While the machine-readable medium 522 is shown in an example embodiment to be a single medium, the term “machine-readable medium” should be taken to include a single medium or multiple media (e.g., a centralized or distributed database, and/or associated caches and servers) that store the one or more sets of instructions. The term “machine-readable medium” shall also be taken to include any medium that is capable of storing, encoding or carrying a set of instructions for execution by the machine and that cause the machine to perform any one or more of the methodologies of the present disclosure.

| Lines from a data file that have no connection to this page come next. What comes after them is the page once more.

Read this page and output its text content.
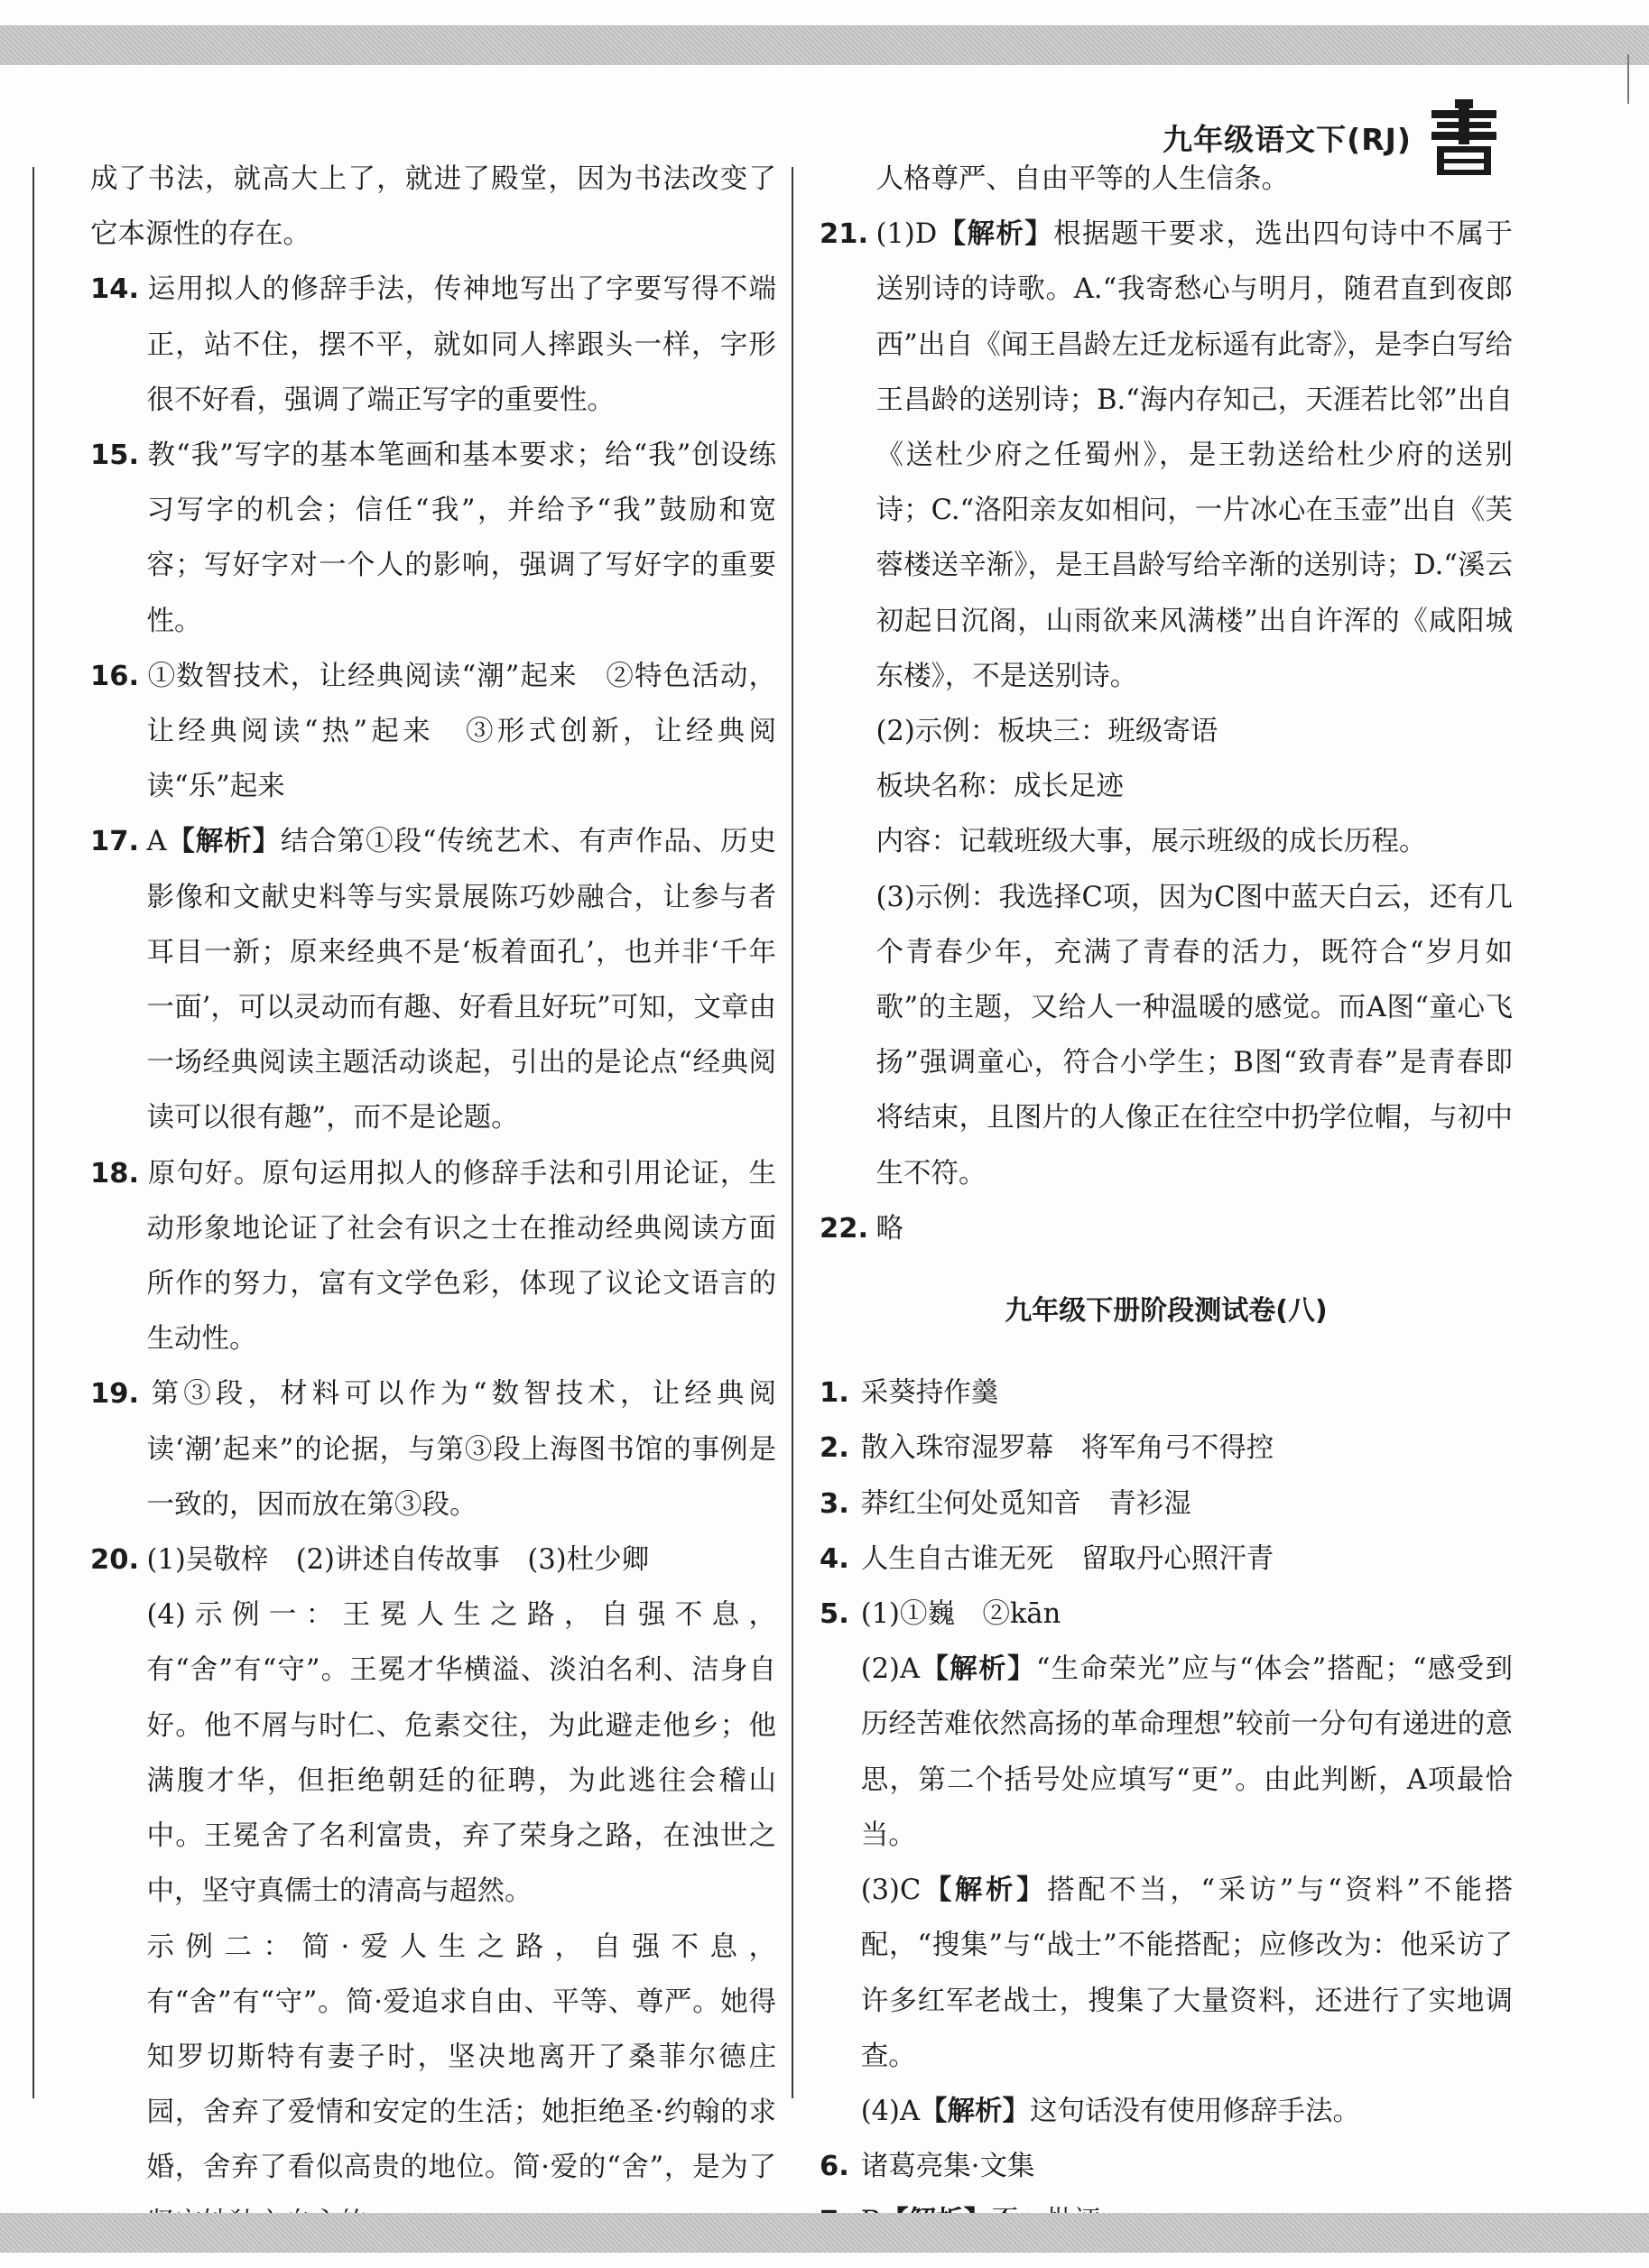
九年级语文下(RJ)

成了书法，就高大上了，就进了殿堂，因为书法改变了它本源性的存在。

14. 运用拟人的修辞手法，传神地写出了字要写得不端正，站不住，摆不平，就如同人摔跟头一样，字形很不好看，强调了端正写字的重要性。

15. 教“我”写字的基本笔画和基本要求；给“我”创设练习写字的机会；信任“我”，并给予“我”鼓励和宽容；写好字对一个人的影响，强调了写好字的重要性。

16. ①数智技术，让经典阅读“潮”起来　②特色活动，让经典阅读“热”起来　③形式创新，让经典阅读“乐”起来

17. A【解析】结合第①段“传统艺术、有声作品、历史影像和文献史料等与实景展陈巧妙融合，让参与者耳目一新；原来经典不是‘板着面孔’，也并非‘千年一面’，可以灵动而有趣、好看且好玩”可知，文章由一场经典阅读主题活动谈起，引出的是论点“经典阅读可以很有趣”，而不是论题。

18. 原句好。原句运用拟人的修辞手法和引用论证，生动形象地论证了社会有识之士在推动经典阅读方面所作的努力，富有文学色彩，体现了议论文语言的生动性。

19. 第③段，材料可以作为“数智技术，让经典阅读‘潮’起来”的论据，与第③段上海图书馆的事例是一致的，因而放在第③段。

20. (1)吴敬梓　(2)讲述自传故事　(3)杜少卿

(4)示例一：王冕人生之路，自强不息，有“舍”有“守”。王冕才华横溢、淡泊名利、洁身自好。他不屑与时仁、危素交往，为此避走他乡；他满腹才华，但拒绝朝廷的征聘，为此逃往会稽山中。王冕舍了名利富贵，弃了荣身之路，在浊世之中，坚守真儒士的清高与超然。

示例二：简·爱人生之路，自强不息，有“舍”有“守”。简·爱追求自由、平等、尊严。她得知罗切斯特有妻子时，坚决地离开了桑菲尔德庄园，舍弃了爱情和安定的生活；她拒绝圣·约翰的求婚，舍弃了看似高贵的地位。简·爱的“舍”，是为了

人格尊严、自由平等的人生信条。

21. (1)D【解析】根据题干要求，选出四句诗中不属于送别诗的诗歌。A.“我寄愁心与明月，随君直到夜郎西”出自《闻王昌龄左迁龙标遥有此寄》，是李白写给王昌龄的送别诗；B.“海内存知己，天涯若比邻”出自《送杜少府之任蜀州》，是王勃送给杜少府的送别诗；C.“洛阳亲友如相问，一片冰心在玉壶”出自《芙蓉楼送辛渐》，是王昌龄写给辛渐的送别诗；D.“溪云初起日沉阁，山雨欲来风满楼”出自许浑的《咸阳城东楼》，不是送别诗。

(2)示例：板块三：班级寄语

板块名称：成长足迹

内容：记载班级大事，展示班级的成长历程。

(3)示例：我选择C项，因为C图中蓝天白云，还有几个青春少年，充满了青春的活力，既符合“岁月如歌”的主题，又给人一种温暖的感觉。而A图“童心飞扬”强调童心，符合小学生；B图“致青春”是青春即将结束，且图片的人像正在往空中扔学位帽，与初中生不符。

22. 略

九年级下册阶段测试卷(八)

1. 采葵持作羹

2. 散入珠帘湿罗幕　将军角弓不得控

3. 莽红尘何处觅知音　青衫湿

4. 人生自古谁无死　留取丹心照汗青

5. (1)①巍　②kān

(2)A【解析】“生命荣光”应与“体会”搭配；“感受到历经苦难依然高扬的革命理想”较前一分句有递进的意思，第二个括号处应填写“更”。由此判断，A项最恰当。

(3)C【解析】搭配不当，“采访”与“资料”不能搭配，“搜集”与“战士”不能搭配；应修改为：他采访了许多红军老战士，搜集了大量资料，还进行了实地调查。

(4)A【解析】这句话没有使用修辞手法。

6. 诸葛亮集·文集
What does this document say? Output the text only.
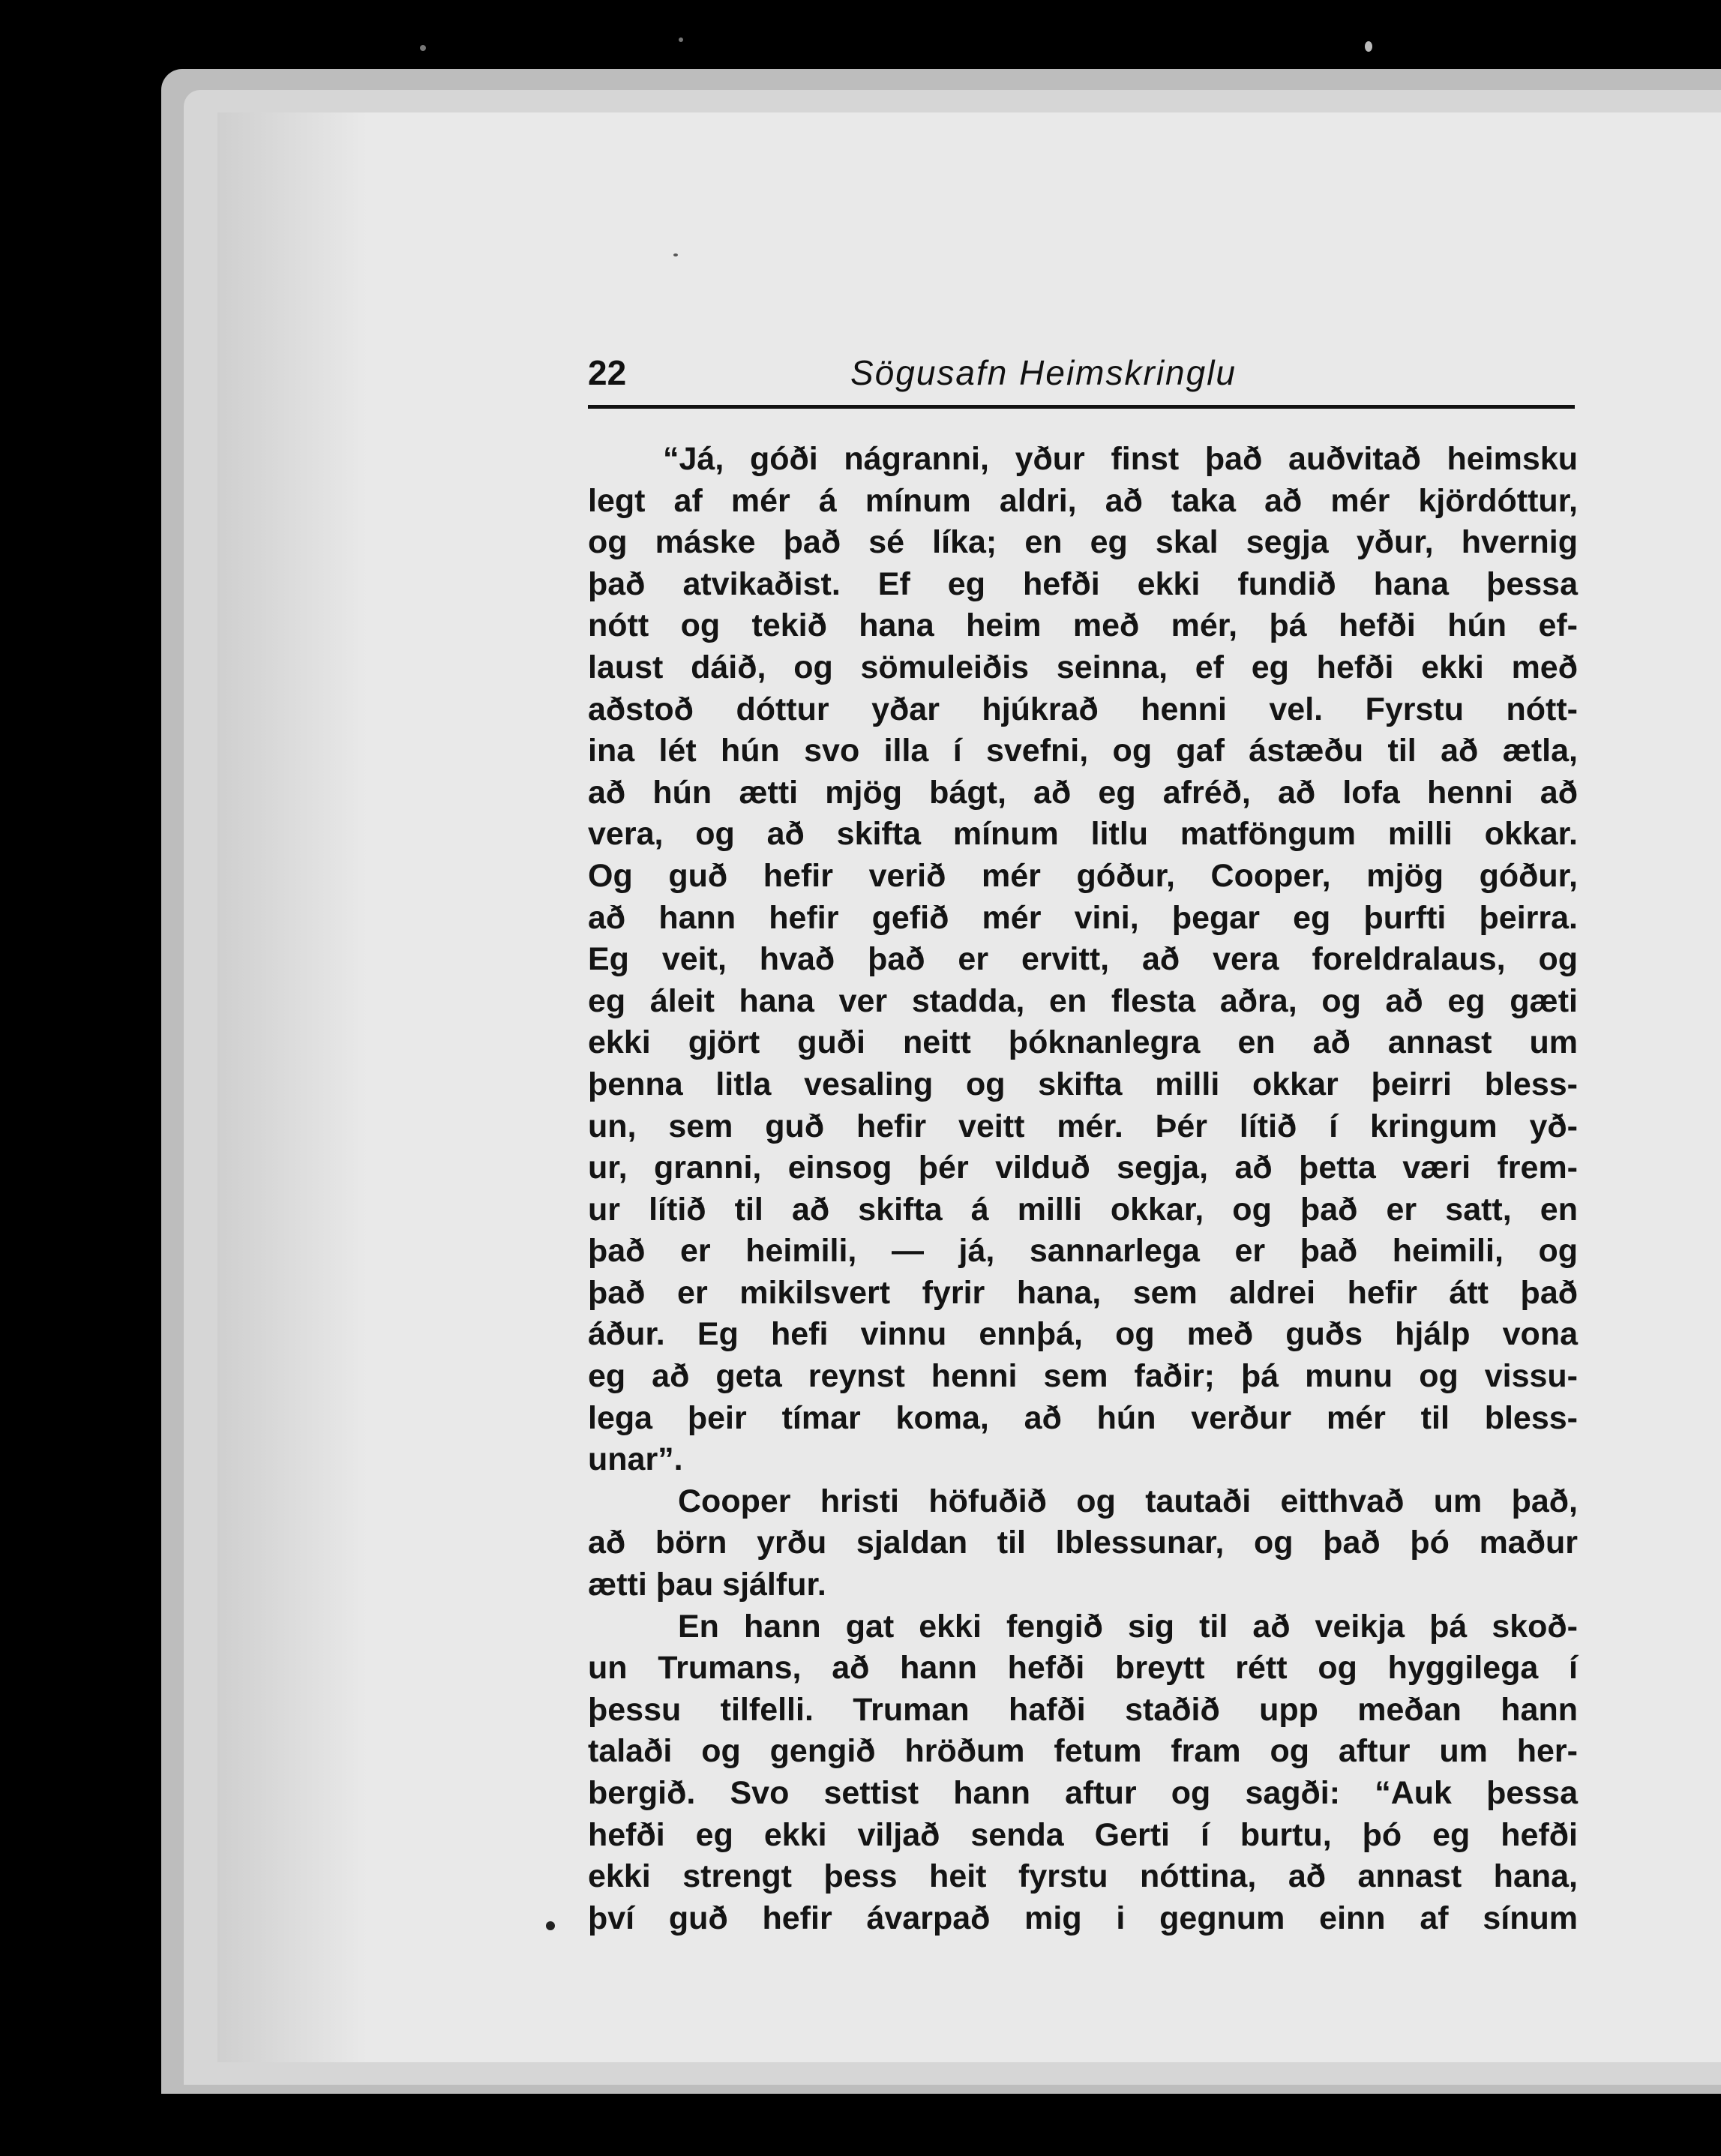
22	Sögusafn Heimskringlu
“Já, góði nágranni, yður finst það auðvitað heimsku
legt af mér á mínum aldri, að taka að mér kjördóttur,
og máske það sé líka; en eg skal segja yður, hvernig
það atvikaðist. Ef eg hefði ekki fundið hana þessa
nótt og tekið hana heim með mér, þá hefði hún ef-
laust dáið, og sömuleiðis seinna, ef eg hefði ekki með
aðstoð dóttur yðar hjúkrað henni vel. Fyrstu nótt-
ina lét hún svo illa í svefni, og gaf ástæðu til að ætla,
að hún ætti mjög bágt, að eg afréð, að lofa henni að
vera, og að skifta mínum litlu matföngum milli okkar.
Og guð hefir verið mér góður, Cooper, mjög góður,
að hann hefir gefið mér vini, þegar eg þurfti þeirra.
Eg veit, hvað það er ervitt, að vera foreldralaus, og
eg áleit hana ver stadda, en flesta aðra, og að eg gæti
ekki gjört guði neitt þóknanlegra en að annast um
þenna litla vesaling og skifta milli okkar þeirri bless-
un, sem guð hefir veitt mér. Þér lítið í kringum yð-
ur, granni, einsog þér vilduð segja, að þetta væri frem-
ur lítið til að skifta á milli okkar, og það er satt, en
það er heimili, — já, sannarlega er það heimili, og
það er mikilsvert fyrir hana, sem aldrei hefir átt það
áður. Eg hefi vinnu ennþá, og með guðs hjálp vona
eg að geta reynst henni sem faðir; þá munu og vissu-
lega þeir tímar koma, að hún verður mér til bless-
unar”.
Cooper hristi höfuðið og tautaði eitthvað um það,
að börn yrðu sjaldan til lblessunar, og það þó maður
ætti þau sjálfur.
En hann gat ekki fengið sig til að veikja þá skoð-
un Trumans, að hann hefði breytt rétt og hyggilega í
þessu tilfelli. Truman hafði staðið upp meðan hann
talaði og gengið hröðum fetum fram og aftur um her-
bergið. Svo settist hann aftur og sagði: “Auk þessa
hefði eg ekki viljað senda Gerti í burtu, þó eg hefði
ekki strengt þess heit fyrstu nóttina, að annast hana,
því guð hefir ávarpað mig i gegnum einn af sínum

In light of the foregoing description, it should be recognized that embodiments in accordance with the present invention can be realized in hardware, software, or a combination of hardware and software. A network or system according to the present invention can be realized in a centralized fashion in one computer system or processor, or in a distributed fashion where different elements are spread across several interconnected computer systems or processors (such as a microprocessor and a DSP). Any kind of computer system, or other apparatus adapted for carrying out the functions described herein, is suited. A typical combination of hardware and software could be a general purpose computer system with a computer program that, when being loaded and executed, controls the computer system such that it carries out the functions described herein.
In light of the foregoing description, it should also be recognized that embodiments in accordance with the present invention can be realized in numerous configurations contemplated to be within the scope and spirit of the claims. Additionally, the description above is intended by way of example only and is not intended to limit the present invention in any way, except as set forth in the following claims.